How to Define Impact Investing in Agtech

There are many different ways that investors can make a social and/or environmental impact through investing in agriculture technology. In researching this story, it quickly became clear that there are no set guidelines or rules for either measuring or defining impact investing in agtech.

The industry has yet to define the issues that relate to impact in agriculture technology, and put together criteria to evaluate it. We take a stab in the next section at a list of leading issues that impact investors can and do look at currently.

Currently, there are a few guidelines and metrics that investors can use to help define the impact of their investments.

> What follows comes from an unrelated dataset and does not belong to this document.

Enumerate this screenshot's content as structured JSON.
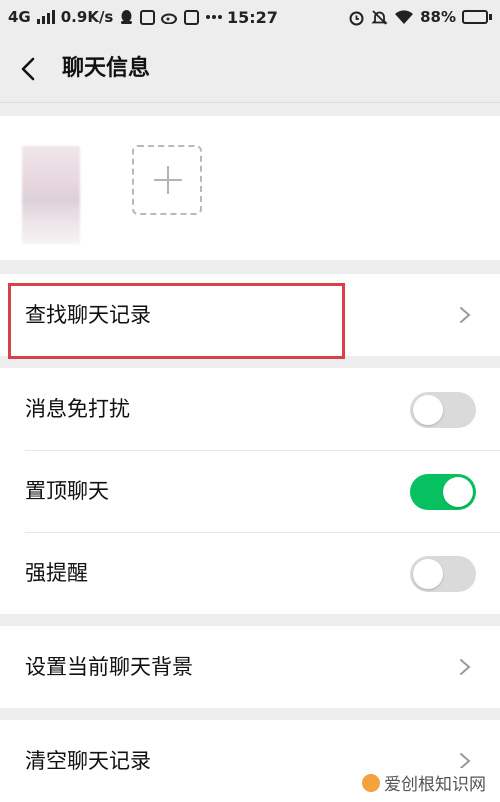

GIIN’s IRIS metrics and a B-Corporation certification are two of the most-used examples, and both were supported by the Rockefeller Foundation, where the term impact investing was coined.

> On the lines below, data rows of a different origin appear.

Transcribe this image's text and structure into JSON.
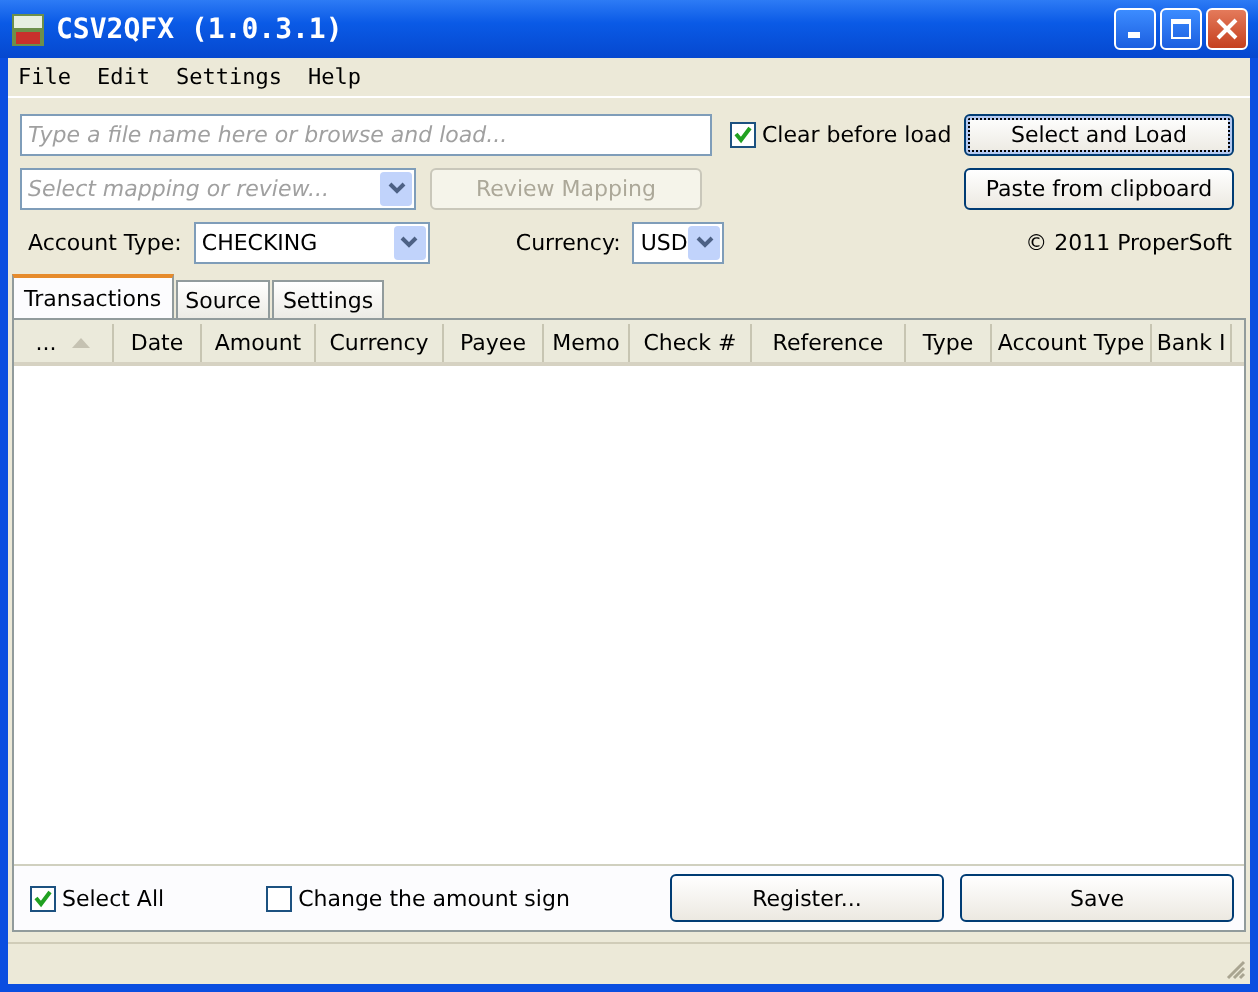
{
  "window": {
    "title": "CSV2QFX (1.0.3.1)"
  },
  "menu": [
    {
      "label": "File"
    },
    {
      "label": "Edit"
    },
    {
      "label": "Settings"
    },
    {
      "label": "Help"
    }
  ],
  "file_field": {
    "placeholder": "Type a file name here or browse and load..."
  },
  "clear_before_load": {
    "label": "Clear before load",
    "checked": true
  },
  "select_and_load": {
    "label": "Select and Load"
  },
  "mapping": {
    "placeholder": "Select mapping or review..."
  },
  "review_mapping": {
    "label": "Review Mapping",
    "disabled": true
  },
  "paste": {
    "label": "Paste from clipboard"
  },
  "account_type": {
    "label": "Account Type:",
    "value": "CHECKING"
  },
  "currency": {
    "label": "Currency:",
    "value": "USD"
  },
  "copyright": "© 2011 ProperSoft",
  "tabs": [
    {
      "label": "Transactions",
      "selected": true
    },
    {
      "label": "Source",
      "selected": false
    },
    {
      "label": "Settings",
      "selected": false
    }
  ],
  "table": {
    "columns": [
      {
        "label": "...",
        "sorted": true
      },
      {
        "label": "Date",
        "sorted": false
      },
      {
        "label": "Amount",
        "sorted": false
      },
      {
        "label": "Currency",
        "sorted": false
      },
      {
        "label": "Payee",
        "sorted": false
      },
      {
        "label": "Memo",
        "sorted": false
      },
      {
        "label": "Check #",
        "sorted": false
      },
      {
        "label": "Reference",
        "sorted": false
      },
      {
        "label": "Type",
        "sorted": false
      },
      {
        "label": "Account Type",
        "sorted": false
      },
      {
        "label": "Bank I",
        "sorted": false
      }
    ]
  },
  "select_all": {
    "label": "Select All",
    "checked": true
  },
  "change_sign": {
    "label": "Change the amount sign",
    "checked": false
  },
  "register": {
    "label": "Register..."
  },
  "save": {
    "label": "Save"
  }
}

IRIS has a wide range of agriculture metrics that could help inform an investor about which themes to pursue in her portfolio, but it’s not exhaustive across the sector. And a B-Corporation certificate is more generalized around the operations of a company, such as its governance, internal carbon footprint, treatment of workers or community engagement.

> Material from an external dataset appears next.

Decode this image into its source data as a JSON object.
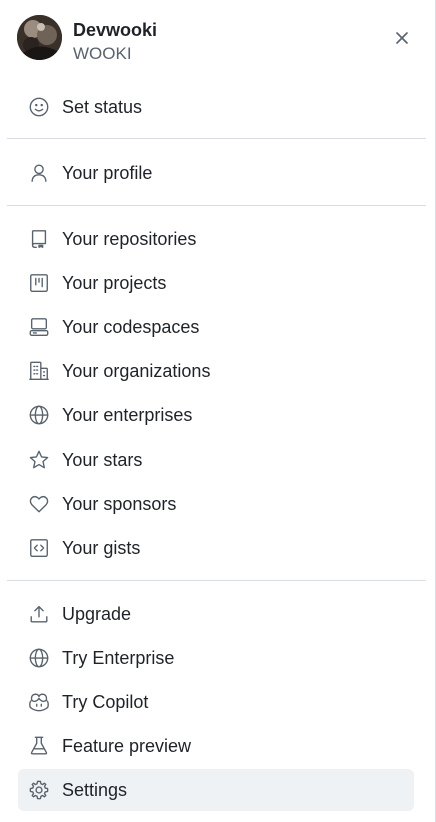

The existing metrics can also be complicated, time-consuming and costly for investors to follow, as many investors have noted. At SOCAP this year, for example, many of the panel discussions at the conference focused on the need to try and simplify impact investing metrics if the market is going to continue to grow.

To make impact investing more accessible and easy to understand, speakers highlighted one way to do that starts with every investor defining which issues matter to them most, which problems they want to solve, and what outcomes they want to see.

From here, they can create their own impact thesis and narrative, and then use the metrics for further guidance.

“There are areas we want to target that might not have an IRIS standard such as food waste prevented by technology, so that will be a metric we need to do on our own and develop a framework as we go,” said Ian DeWeerdt from Fifth Season Ventures.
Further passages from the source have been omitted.